The Clothes on Their Backs
- First edition
- Author: Linda Grant
- Language: English
- Published: 2008
- Publisher: Little, Brown
- Publication date: November 25, 2008
- Pages: 293
- Awards: Orange, shortlisted for Man Booker 2008
- ISBN: 978-1439142363

= The Clothes on Their Backs =

Book by Linda Grant

The Clothes on Their Backs is a novel by Linda Grant that was shortlisted for the Man Booker Prize in 2008 and recipient of an Orange Prize. It was first published in 2008.

==Plot summary==
A quiet, sensitive girl who loves to read grows up in a very quiet environment. Vivien Kovacs is raised by Hungarian parents who have been quite silenced by the war and thus she seems to be removed from both the past and present.

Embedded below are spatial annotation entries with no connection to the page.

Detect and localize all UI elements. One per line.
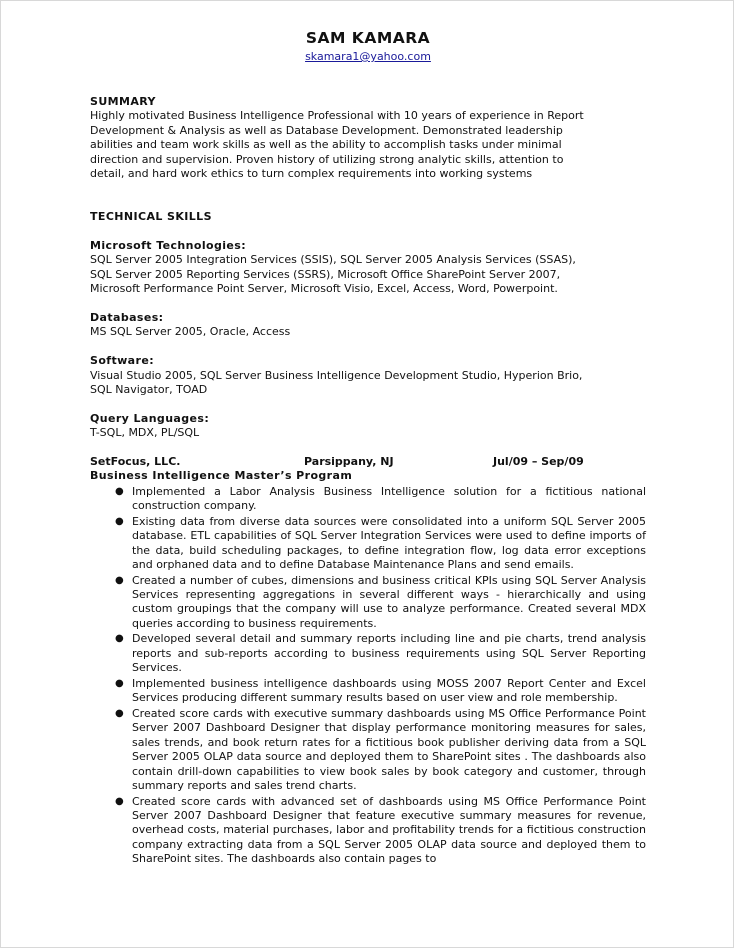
bullet-icon: ● — [115, 574, 124, 586]
job-location: Parsippany, NJ — [304, 455, 394, 469]
summary-line: Development & Analysis as well as Database Development. Demonstrated leadership — [90, 123, 563, 137]
bullet-icon: ● — [115, 677, 124, 689]
bullet-text: Implemented business intelligence dashboards using MOSS 2007 Report Center and Excel Services producing different summary results based on user view and role membership. — [132, 676, 646, 705]
skill-group-title: Software: — [90, 354, 154, 368]
candidate-name: SAM KAMARA — [305, 29, 431, 47]
job-program: Business Intelligence Master’s Program — [90, 469, 353, 483]
summary-line: direction and supervision. Proven history of utilizing strong analytic skills, attention to — [90, 152, 564, 166]
summary-heading: SUMMARY — [90, 95, 156, 108]
bullet-icon: ● — [115, 633, 124, 645]
technical-skills-heading: TECHNICAL SKILLS — [90, 210, 212, 224]
bullet-icon: ● — [115, 795, 124, 807]
candidate-email[interactable]: skamara1@yahoo.com — [305, 50, 431, 63]
list-item — [90, 632, 650, 675]
summary-section — [90, 109, 650, 181]
job-bullets — [90, 485, 650, 867]
skill-group-title: Query Languages: — [90, 411, 210, 425]
list-item — [90, 574, 650, 632]
bullet-icon: ● — [115, 485, 124, 497]
bullet-text: Implemented a Labor Analysis Business Intelligence solution for a fictitious national construction company. — [132, 484, 646, 513]
job-header — [90, 455, 650, 469]
bullet-text: Created score cards with advanced set of dashboards using MS Office Performance Point Server 2007 Dashboard Designer that feature executive summary measures for revenue, overhead costs, material purchases, labor and profitability trends for a fictitious construction company extracting data from a SQL Server 2005 OLAP data source and deployed them to SharePoint sites. The dashboards also contain pages to — [132, 794, 646, 866]
skill-line: MS SQL Server 2005, Oracle, Access — [90, 325, 291, 339]
skill-line: SQL Server 2005 Reporting Services (SSRS), Microsoft Office SharePoint Server 2007, — [90, 267, 561, 281]
list-item — [90, 515, 650, 573]
summary-line: Highly motivated Business Intelligence Professional with 10 years of experience in Report — [90, 109, 584, 123]
skill-line: T-SQL, MDX, PL/SQL — [90, 426, 200, 440]
skill-group-title: Microsoft Technologies: — [90, 239, 247, 253]
bullet-text: Created score cards with executive summary dashboards using MS Office Performance Point Server 2007 Dashboard Designer that display performance monitoring measures for sales, sales trends, and book return rates for a fictitious book publisher deriving data from a SQL Server 2005 OLAP data source and deployed them to SharePoint sites . The dashboards also contain drill-down capabilities to view book sales by book category and customer, through summary reports and sales trend charts. — [132, 706, 646, 792]
skill-group-title: Databases: — [90, 311, 164, 325]
skill-line: SQL Navigator, TOAD — [90, 383, 208, 397]
bullet-icon: ● — [115, 515, 124, 527]
job-dates: Jul/09 – Sep/09 — [493, 455, 584, 469]
skill-line: SQL Server 2005 Integration Services (SSIS), SQL Server 2005 Analysis Services (SSAS), — [90, 253, 576, 267]
job-company: SetFocus, LLC. — [90, 455, 181, 469]
skill-line: Microsoft Performance Point Server, Microsoft Visio, Excel, Access, Word, Powerpoint. — [90, 282, 558, 296]
bullet-text: Existing data from diverse data sources were consolidated into a uniform SQL Server 2005 database. ETL capabilities of SQL Server Integration Services were used to define imports of the data, build scheduling packages, to define integration flow, log data error exceptions and orphaned data and to define Database Maintenance Plans and send emails. — [132, 514, 646, 572]
list-item — [90, 707, 650, 793]
bullet-text: Developed several detail and summary reports including line and pie charts, trend analysis reports and sub-reports according to business requirements using SQL Server Reporting Services. — [132, 632, 646, 675]
resume-body — [90, 95, 650, 868]
bullet-icon: ● — [115, 707, 124, 719]
summary-line: detail, and hard work ethics to turn complex requirements into working systems — [90, 167, 533, 181]
skill-line: Visual Studio 2005, SQL Server Business Intelligence Development Studio, Hyperion Brio, — [90, 368, 583, 382]
list-item — [90, 795, 650, 867]
list-item — [90, 485, 650, 514]
bullet-text: Created a number of cubes, dimensions and business critical KPIs using SQL Server Analysis Services representing aggregations in several different ways - hierarchically and using custom groupings that the company will use to analyze performance. Created several MDX queries according to business requirements. — [132, 573, 646, 630]
summary-line: abilities and team work skills as well as the ability to accomplish tasks under minimal — [90, 138, 562, 152]
list-item — [90, 677, 650, 706]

So she uses her books to reinvent herself through her favorite characters. That is, until Uncle Sandor appears on the scene.

This uncle comes clad in a diamond watch, mohair suit and accompanied by a girl wearing a leopard-skin hat. He wants to share his life story with Vivien, telling her all about her family’s past. Vivien’s parents do not take well to this intruder. But Vivien wants to know why.

That is just the plot. Throughout the pages the readers learn about heroism, survival and betrayals and how our clothes define our personalities.

==Themes==
Major themes in The Clothes on Their Back – set in 1970s London – are survival and betrayal, post-war, childhood and becoming the person we all need to become. Survival takes on many forms, including childhood, dealing with parents who are trying to survive the trauma of post-war.

==Awards==
The Clothes on Their Backs received the Orange Prize and was shortlisted for the 2008 Man Booker prize.

==Acclaim==
Grant’s writing in this book has been described as “spectacularly humanizing.” She writes in “vivid and supple prose [creating] a powerful story of family, love, and the hold the past has on the present."

According to a review in The Observer, “There is nothing lightweight about its themes and yet it is so artfully constructed that you barely feel you're reading it at all, so fluid and addictive is the plot.” The Evening Standard described the book as being: "Gripping and written with keen understatement, it manages to be a domestic coming-of-age story even as it takes in the tumultuous sweep of the twentieth century.” A review in The Sunday Telegraph said: "Like money, clothes have real, symbolic and psychological value. Linda Grant understands these dimensions implicitly. Stitched beautifully into the fabric of her latest novel is an acute understanding of the role clothes play in reflecting identity and self-worth.... Grant's own particular beam reveals the way we acquire our sense of self from what gets reflected back to us, either in the mirror or in our relationships with others. She is at home writing about the thrilling ripple of a skirt as she is charting social tensions.”

The Sunday Times wrote: “We are what we wear because clothes reveal our personalities but, as Grant makes clear as she guides us through a dizzying ethical maze, they also conceal them. In this meticulously textured and complex novel, beneath Grant's surface dressing, what she is talking about is more than skin deep.” The Independent declared it: “A beautifully detailed character study, a poignant family history, and a richly evocative portrait.” The Telegraph said: “This vivid, enjoyable and consistently unexpected novel is like Anita Brookner with sex. Sándor's mix of the endearing and the repellent takes on a life beyond that of an absorbing and unexpectedly ambitious story.” Maggie Perkovic said it was: “A very good read.” According to The Sunday Express, “If you read only one novel this year, make sure it is The Clothes on Their Backs.” The Daily Express said it was: “a beautifully written and truly moving book about the experience of growing up in Britain as a second generation immigrant.” And The London Paper said: “It's a sublimely atmospheric and moving novel.”